I understand data structure alignment restrictions exist to optimize memory accesses because modern CPUs fetch memory in word-sized (or multiples of word-size) chunks. This would make me think that the that most optimal way to align data is to (fixed) word boundaries.
For example, consider the following structs on a 32-bit machine (compiled with gcc v6.2.0; CFLAGS: -Wall -g -std=c99 -pedantic):
struct layoutA {
char a; /* start: 0; end: 1; padding: 3 */
uint32 b; /* start: 4; end: 8; padding: 0 */
uint64 c; /* start: 8; end: 16; padding: 0 */
};
/* sizeof(struct layoutA) = 16 */
struct layoutB {
uint32 b; /* start: 0; end: 4; padding: 4 */
uint64 c; /* start: 8; end: 16; padding: 0 */
char a; /* start: 16; end: 0; padding: 3 */
};
/* sizeof(struct layoutB) = 24 */
Due to the self-alignment restriction, c forces the second struct to align itself to the 8-byte boundary instead of the word boundary (4-byte).

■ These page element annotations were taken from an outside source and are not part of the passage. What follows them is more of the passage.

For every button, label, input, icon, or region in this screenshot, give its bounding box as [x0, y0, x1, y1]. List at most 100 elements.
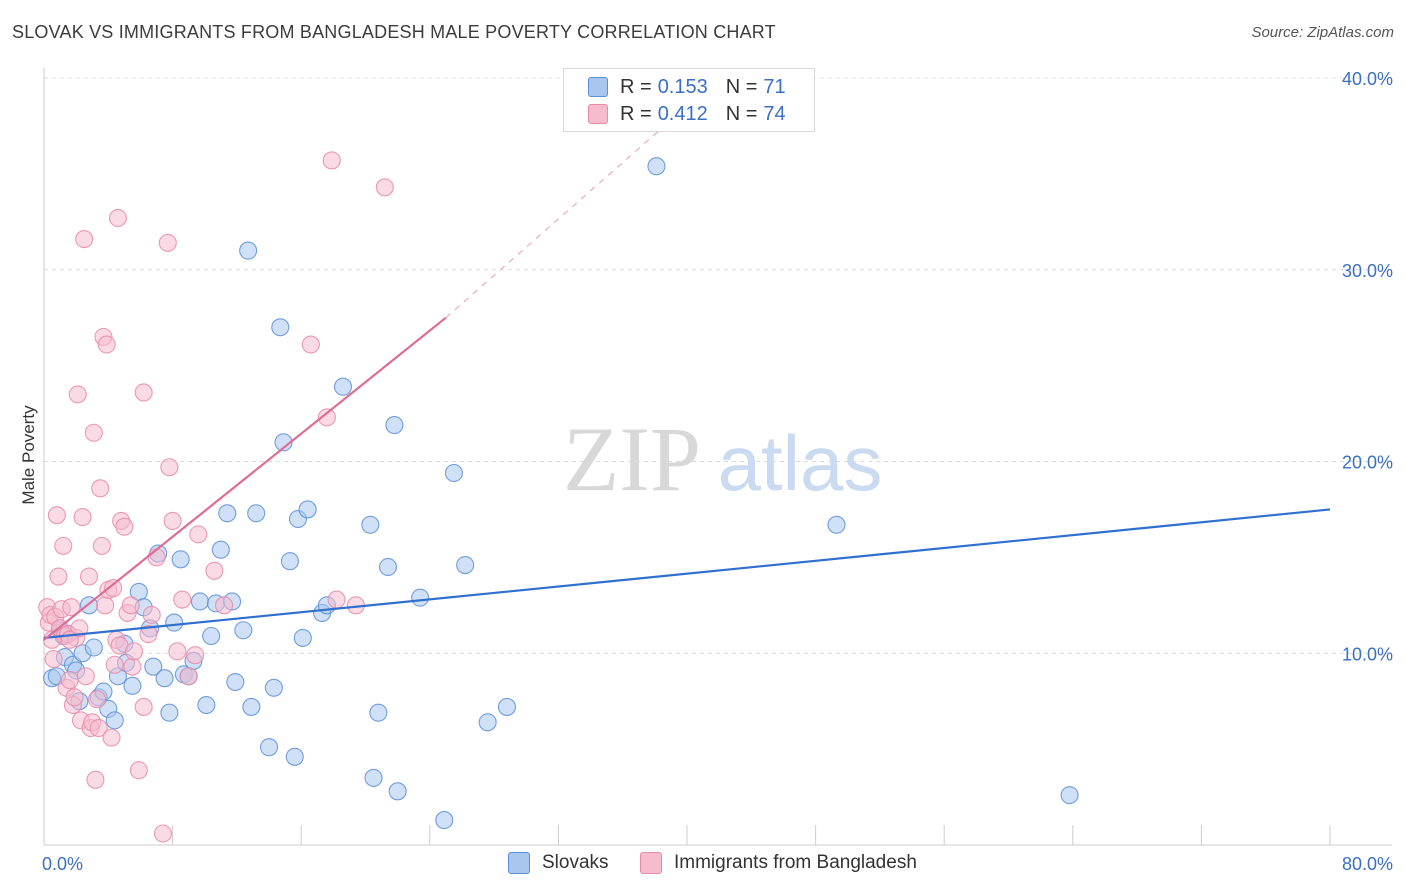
slovak-point	[144, 657, 163, 676]
legend-swatch-blue	[588, 77, 608, 97]
bangladesh-trend-line	[43, 316, 447, 641]
bangladesh-point	[173, 590, 192, 609]
slovak-point	[456, 555, 475, 575]
legend-row-slovaks: R = 0.153 N = 71	[588, 75, 786, 99]
series-label-bangladesh: Immigrants from Bangladesh	[674, 852, 917, 873]
slovak-point	[271, 318, 290, 337]
bangladesh-point	[91, 479, 110, 498]
legend-n-value: 74	[763, 102, 786, 125]
slovaks-trend-line	[43, 508, 1331, 640]
slovak-point	[435, 811, 454, 830]
slovak-point	[411, 588, 430, 607]
legend-n-value: 71	[763, 75, 786, 98]
bangladesh-point	[179, 667, 198, 686]
legend-swatch-pink	[588, 104, 608, 124]
slovak-point	[171, 550, 190, 569]
bangladesh-point	[102, 728, 121, 747]
bangladesh-point	[142, 605, 161, 624]
slovak-point	[84, 638, 103, 657]
bangladesh-point	[158, 233, 177, 252]
chart-title: SLOVAK VS IMMIGRANTS FROM BANGLADESH MAL…	[12, 22, 776, 42]
watermark-zip: ZIP	[563, 408, 701, 510]
slovak-point	[388, 782, 407, 801]
bangladesh-point	[134, 383, 153, 402]
correlation-legend: R = 0.153 N = 71 R = 0.412 N = 74	[563, 68, 815, 132]
y-tick-label: 20.0%	[1342, 453, 1393, 473]
bangladesh-point	[89, 718, 108, 738]
series-label-slovaks: Slovaks	[542, 852, 609, 873]
source-label: Source: ZipAtlas.com	[1251, 24, 1394, 41]
bangladesh-point	[54, 536, 73, 555]
slovak-point	[497, 697, 517, 716]
bangladesh-point	[123, 657, 142, 676]
legend-r-value: 0.153	[657, 75, 708, 98]
bangladesh-point	[65, 688, 84, 707]
bangladesh-point	[205, 561, 224, 580]
y-axis-label: Male Poverty	[19, 405, 38, 505]
y-tick-label: 10.0%	[1342, 644, 1393, 664]
slovak-point	[242, 697, 261, 716]
bangladesh-point	[84, 423, 103, 442]
bangladesh-point	[92, 536, 111, 555]
points-layer	[38, 151, 1079, 843]
bangladesh-point	[76, 667, 95, 686]
slovak-point	[369, 703, 388, 722]
slovak-point	[333, 377, 353, 396]
legend-n-label: N =	[725, 102, 758, 125]
slovak-point	[160, 703, 179, 722]
slovak-point	[123, 676, 142, 695]
bangladesh-point	[163, 511, 182, 530]
legend-r-label: R =	[620, 75, 652, 98]
series-swatch-blue	[508, 852, 530, 874]
series-swatch-pink	[640, 852, 662, 874]
legend-row-bangladesh: R = 0.412 N = 74	[588, 102, 786, 126]
bangladesh-point	[134, 697, 153, 716]
bangladesh-point	[73, 508, 92, 527]
bangladesh-point	[301, 335, 320, 354]
bangladesh-point	[168, 642, 187, 661]
slovak-point	[218, 504, 237, 523]
slovak-point	[361, 515, 380, 534]
slovak-point	[285, 747, 304, 766]
slovak-point	[1060, 786, 1079, 805]
slovak-point	[293, 628, 312, 647]
slovak-point	[197, 695, 216, 715]
axis-layer: 10.0% 20.0% 30.0% 40.0% 0.0% 80.0%	[42, 68, 1393, 874]
bangladesh-point	[96, 596, 115, 615]
bangladesh-point	[124, 642, 144, 661]
bangladesh-point	[115, 517, 134, 536]
slovak-point	[280, 552, 299, 571]
slovak-point	[378, 557, 398, 577]
slovak-point	[105, 711, 124, 730]
bangladesh-point	[68, 385, 87, 404]
slovak-point	[226, 672, 245, 692]
slovak-point	[165, 613, 184, 632]
bangladesh-point	[214, 596, 234, 615]
slovak-point	[478, 713, 497, 732]
bangladesh-point	[186, 646, 205, 665]
slovak-point	[647, 157, 666, 176]
bangladesh-point	[121, 596, 140, 615]
bangladesh-point	[86, 770, 105, 789]
bangladesh-point	[104, 579, 123, 598]
bangladesh-point	[139, 625, 158, 644]
bangladesh-point	[375, 178, 394, 197]
bangladesh-point	[129, 761, 148, 780]
bangladesh-point	[327, 590, 346, 609]
bangladesh-point	[153, 824, 173, 843]
slovak-point	[239, 241, 258, 260]
slovak-point	[259, 738, 279, 757]
series-legend-bangladesh: Immigrants from Bangladesh	[640, 852, 917, 874]
slovak-point	[385, 416, 404, 435]
series-legend-slovaks: Slovaks	[508, 852, 609, 874]
bangladesh-point	[317, 408, 336, 427]
legend-n-label: N =	[725, 75, 758, 98]
bangladesh-point	[79, 567, 99, 586]
slovak-point	[155, 669, 174, 688]
y-tick-label: 30.0%	[1342, 261, 1393, 281]
slovak-point	[247, 504, 266, 523]
slovak-point	[827, 515, 846, 534]
bangladesh-point	[147, 548, 166, 567]
trend-layer	[43, 77, 1331, 641]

How does this reconcile with the original reason for alignment - memory optimization. It would appear that placing c at 4 should also help the CPU read it in 2 accesses (similar to the current case where it needs to access 2 words (at 8 and 12) to get the entire doubleword.
How does self-alignment optimize memory access? In other words, what benefit do we gain in the second case to justify the losing the space due to self-alignment?